Yesterday’s story alleging that Internet companies were voluntarily participating in a program to give the NSA access to their systems has morphed overnight into an acknowledgement by the Director of National Intelligence that the activities of the type described in the article would have been part of compelled surveillance mandated by the government under Section 702 of the FISA Amendments Act (“FAA”).
This little-known provision of FISA allows the government to conduct warrantless surveillance on people reasonably believed to be located overseas, so long as the primary purpose of the collection is to acquire foreign intelligence information and no U.S. citizen is targeted directly, even though a U.S. citizen’s communications with the foreign person may also be captured. In order to initiate this surveillance, the Attorney General of the United States and the Director of National Intelligence first have to file a one-time certification with the FISA court, following the procedures described in 50 U.S.C § 1881(g). That certification must, among other things, contain attestations that there are procedures in place that are reasonably designed to—
- ensure that an acquisition authorized under subsection (a) is limited to targeting persons reasonably believed to be located outside the United States; and
- prevent the intentional acquisition of any communication as to which the sender and all intended recipients are known at the time of the acquisition to be located in the United States;
- the minimization procedures to be used with respect to such acquisition—
- a significant purpose of the acquisition is to obtain foreign intelligence information;
In addition, the government must put suitable “minimization” procedures in place to avoid reviewing non-relevant communications.

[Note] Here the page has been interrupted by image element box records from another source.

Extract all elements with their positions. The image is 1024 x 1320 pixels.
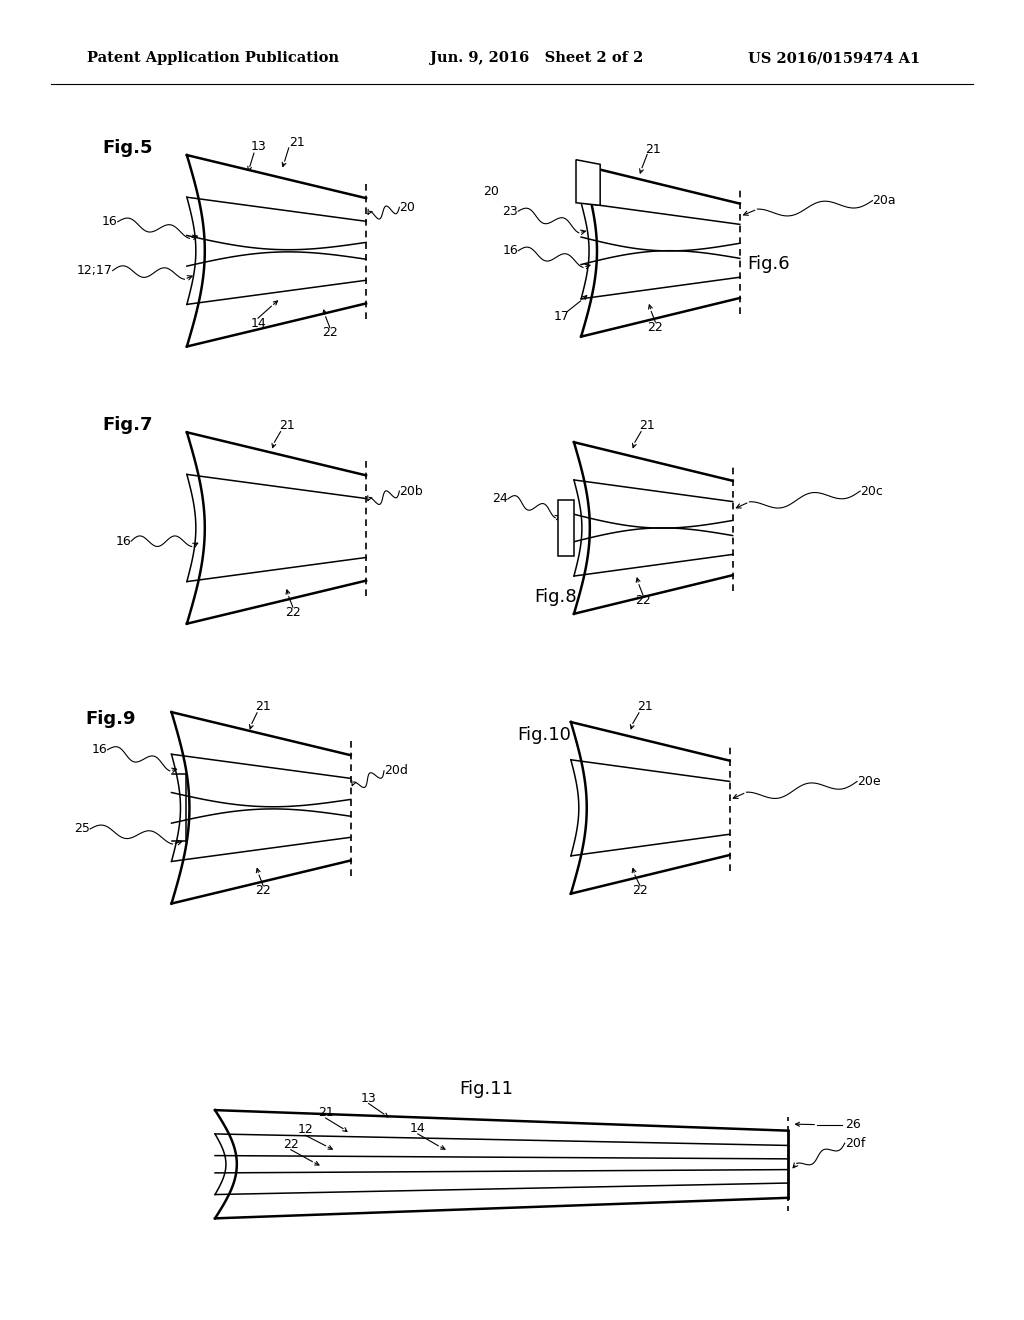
- Polygon shape: [172, 837, 350, 903]
- Polygon shape: [582, 165, 739, 224]
- Text: 20: 20: [482, 185, 499, 198]
- Text: 13: 13: [360, 1092, 377, 1105]
- Polygon shape: [172, 713, 350, 779]
- Text: 22: 22: [255, 884, 271, 898]
- Text: 21: 21: [639, 418, 655, 432]
- Text: 20d: 20d: [384, 764, 408, 777]
- Text: 21: 21: [255, 700, 271, 713]
- Polygon shape: [573, 442, 733, 502]
- Text: Fig.9: Fig.9: [85, 710, 135, 729]
- Text: 22: 22: [283, 1138, 299, 1151]
- Text: Fig.11: Fig.11: [459, 1080, 513, 1098]
- Polygon shape: [571, 722, 729, 781]
- Text: 21: 21: [317, 1106, 334, 1119]
- Text: Fig.8: Fig.8: [535, 587, 578, 606]
- Text: 12: 12: [297, 1123, 313, 1137]
- Polygon shape: [215, 1183, 788, 1218]
- Text: 21: 21: [645, 143, 662, 156]
- Text: 20e: 20e: [857, 775, 881, 788]
- Text: 16: 16: [116, 535, 131, 548]
- Polygon shape: [573, 554, 733, 614]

Then, once a certification is on file, the Attorney General and the DNI may issue directives to electronic communication service providers (without any further external oversight) under 50 U.S.C. § 1881(h). These directives require providers to implement surveillance – just like when receiving an actual court order — and to maintain the secrecy of the records and of their assistance. The providers have no choice in the matter.
The fact that the government is actively using this process to conduct surveillance is not entirely a surprise. In fact, one brave provider challenged this very type of warrantless surveillance nearly 5 years ago, resulting in a decision of the Foreign Intelligence Surveillance Court of Review authorizing such surveillance and compelling the provider to cooperate, despite the fact that this procedure affords nearly unbridled discretion to the executive branch to select targets for the surveillance.
The DNI statement, combined with this court decision, sheds more light on the recent disclosure and strongly suggests that any disclosure of information by the named providers was done pursuant to these mandatory Directives. Rather than revealing a voluntary program that certain providers joined, this acknowledgement that disclosures were required by the FAA and endorsed by the FISA Court of Review should substantially influence the debate on whether the FAA re-authorization was a good thing and whether the statute is being used as it was intended.